God brings friendships, practical help, the anointing of His Spirit. On Sundays Zachary teaches Sunday school to the adults and I to the children in a side room. Afterwards Zach leads worship on the guitar, then he preaches sincerely. Slowly the numbers increase and I quietly rejoice, writing attendance in a small brown book.


Meanwhile autumn’s red and gold leaves fall, the meadows are frosty in the mornings, and nights become bitter cold. Sometimes clouds are gray and lowering for days, and my outlook grows dim, despite the church growth. I feel like I am walking through a wilderness, a low depressed area where all around the horizon looks the same.


“Are we really accomplishing much in this community?” I wonder to Zach one day. “Progress is slow…even if all the people came on a single Sunday, we wouldn’t fill the church. And I miss classes, the activity of college life. Many people haven’t been educated beyond high school. I feel isolated—I miss our old friends!”


“Yeah, I miss our friends too, especially the motorcycle guys. But we are making new ones. And we’re learning how to disciple people. Buck and Bonnie have made progress, and look how the home group at Josh and Leota’s is growing. We’re sowing seeds. And some people are watching, even if we don’t know it. We need to be patient.”


“Shall we take Mondays off instead of Saturdays and drive east to Bemidji? You always have to study for the sermon on Saturday anyway. On Mondays we could browse at the library, go out to eat, have a change of scenery in a bigger town.”


“Sure, that’s a good idea. Maybe you wouldn’t feel so isolated then.” And Zach prayed with me. “Lord, help Marti to be happy in Your work. Give us love for all of the people here….help us to be content.”


“Yes Lord,” I agreed. “Every person in this community is precious. Help us to see each one as You do, and know how to serve them.”


But Zachary doesn’t always want to pray together. During one period of discouragement I look over the horizon spiritually and consider leaving God’s will. “I always wanted to be a flight attendant,” I think. “What if I leave and do just that! I can travel all over the world…life will be so much more exciting.”

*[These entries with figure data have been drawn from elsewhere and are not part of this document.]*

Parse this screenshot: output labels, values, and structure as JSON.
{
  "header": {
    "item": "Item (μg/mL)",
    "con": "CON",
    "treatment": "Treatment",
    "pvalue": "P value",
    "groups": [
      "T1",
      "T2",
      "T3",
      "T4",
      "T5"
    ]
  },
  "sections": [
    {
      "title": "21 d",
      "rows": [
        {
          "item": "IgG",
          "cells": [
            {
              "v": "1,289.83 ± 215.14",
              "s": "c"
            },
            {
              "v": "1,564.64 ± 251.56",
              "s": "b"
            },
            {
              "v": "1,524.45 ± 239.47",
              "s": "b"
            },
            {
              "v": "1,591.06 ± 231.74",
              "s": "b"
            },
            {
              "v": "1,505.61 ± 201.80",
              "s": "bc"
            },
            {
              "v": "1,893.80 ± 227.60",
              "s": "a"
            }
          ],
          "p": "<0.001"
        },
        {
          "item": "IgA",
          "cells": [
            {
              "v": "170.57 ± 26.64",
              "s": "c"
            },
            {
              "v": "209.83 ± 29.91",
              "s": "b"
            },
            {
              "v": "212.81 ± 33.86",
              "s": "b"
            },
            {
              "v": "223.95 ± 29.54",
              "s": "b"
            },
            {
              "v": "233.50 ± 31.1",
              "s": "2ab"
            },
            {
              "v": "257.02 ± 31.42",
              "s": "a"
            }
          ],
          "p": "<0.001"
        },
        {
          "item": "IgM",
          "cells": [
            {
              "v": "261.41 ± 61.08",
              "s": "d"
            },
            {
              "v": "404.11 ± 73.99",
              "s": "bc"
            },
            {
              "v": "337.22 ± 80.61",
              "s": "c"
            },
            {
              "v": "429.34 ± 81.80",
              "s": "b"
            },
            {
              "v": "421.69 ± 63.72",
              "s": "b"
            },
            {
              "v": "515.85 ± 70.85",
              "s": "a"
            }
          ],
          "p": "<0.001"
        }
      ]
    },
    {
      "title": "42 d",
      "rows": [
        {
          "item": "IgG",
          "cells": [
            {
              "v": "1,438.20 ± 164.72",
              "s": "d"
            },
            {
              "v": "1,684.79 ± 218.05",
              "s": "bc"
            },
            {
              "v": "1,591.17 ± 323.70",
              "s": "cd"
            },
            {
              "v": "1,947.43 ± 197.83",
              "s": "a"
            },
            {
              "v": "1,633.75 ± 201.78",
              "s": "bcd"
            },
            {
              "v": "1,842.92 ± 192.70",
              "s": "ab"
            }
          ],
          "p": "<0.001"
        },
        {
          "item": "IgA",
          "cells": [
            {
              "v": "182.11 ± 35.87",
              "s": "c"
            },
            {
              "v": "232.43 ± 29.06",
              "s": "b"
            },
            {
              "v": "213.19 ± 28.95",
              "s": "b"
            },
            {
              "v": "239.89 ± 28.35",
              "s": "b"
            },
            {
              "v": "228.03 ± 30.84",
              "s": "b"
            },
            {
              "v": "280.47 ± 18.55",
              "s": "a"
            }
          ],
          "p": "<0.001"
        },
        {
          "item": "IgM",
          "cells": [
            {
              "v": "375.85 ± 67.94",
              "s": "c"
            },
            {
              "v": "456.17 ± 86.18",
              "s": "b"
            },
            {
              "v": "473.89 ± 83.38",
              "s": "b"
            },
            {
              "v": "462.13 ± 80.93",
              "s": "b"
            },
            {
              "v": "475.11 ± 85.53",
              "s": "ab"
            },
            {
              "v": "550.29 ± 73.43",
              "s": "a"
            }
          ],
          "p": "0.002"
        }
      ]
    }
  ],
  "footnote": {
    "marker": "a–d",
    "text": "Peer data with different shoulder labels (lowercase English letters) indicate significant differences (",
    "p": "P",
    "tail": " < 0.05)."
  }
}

After careful reflection I realize that leaving God’s will for me will mean saying no to Him and walking into darkness. Inwardly I can see it—walking stubbornly from light into a cloud of darkness. I have a will…I can choose to leave, to make my own way.


And I know it is dangerous. If I leave the Lord, I have no guarantee of returning whenever I want. The Holy Spirit must draw a person, I know. In the end I choose to hang on in obedience, and have peace.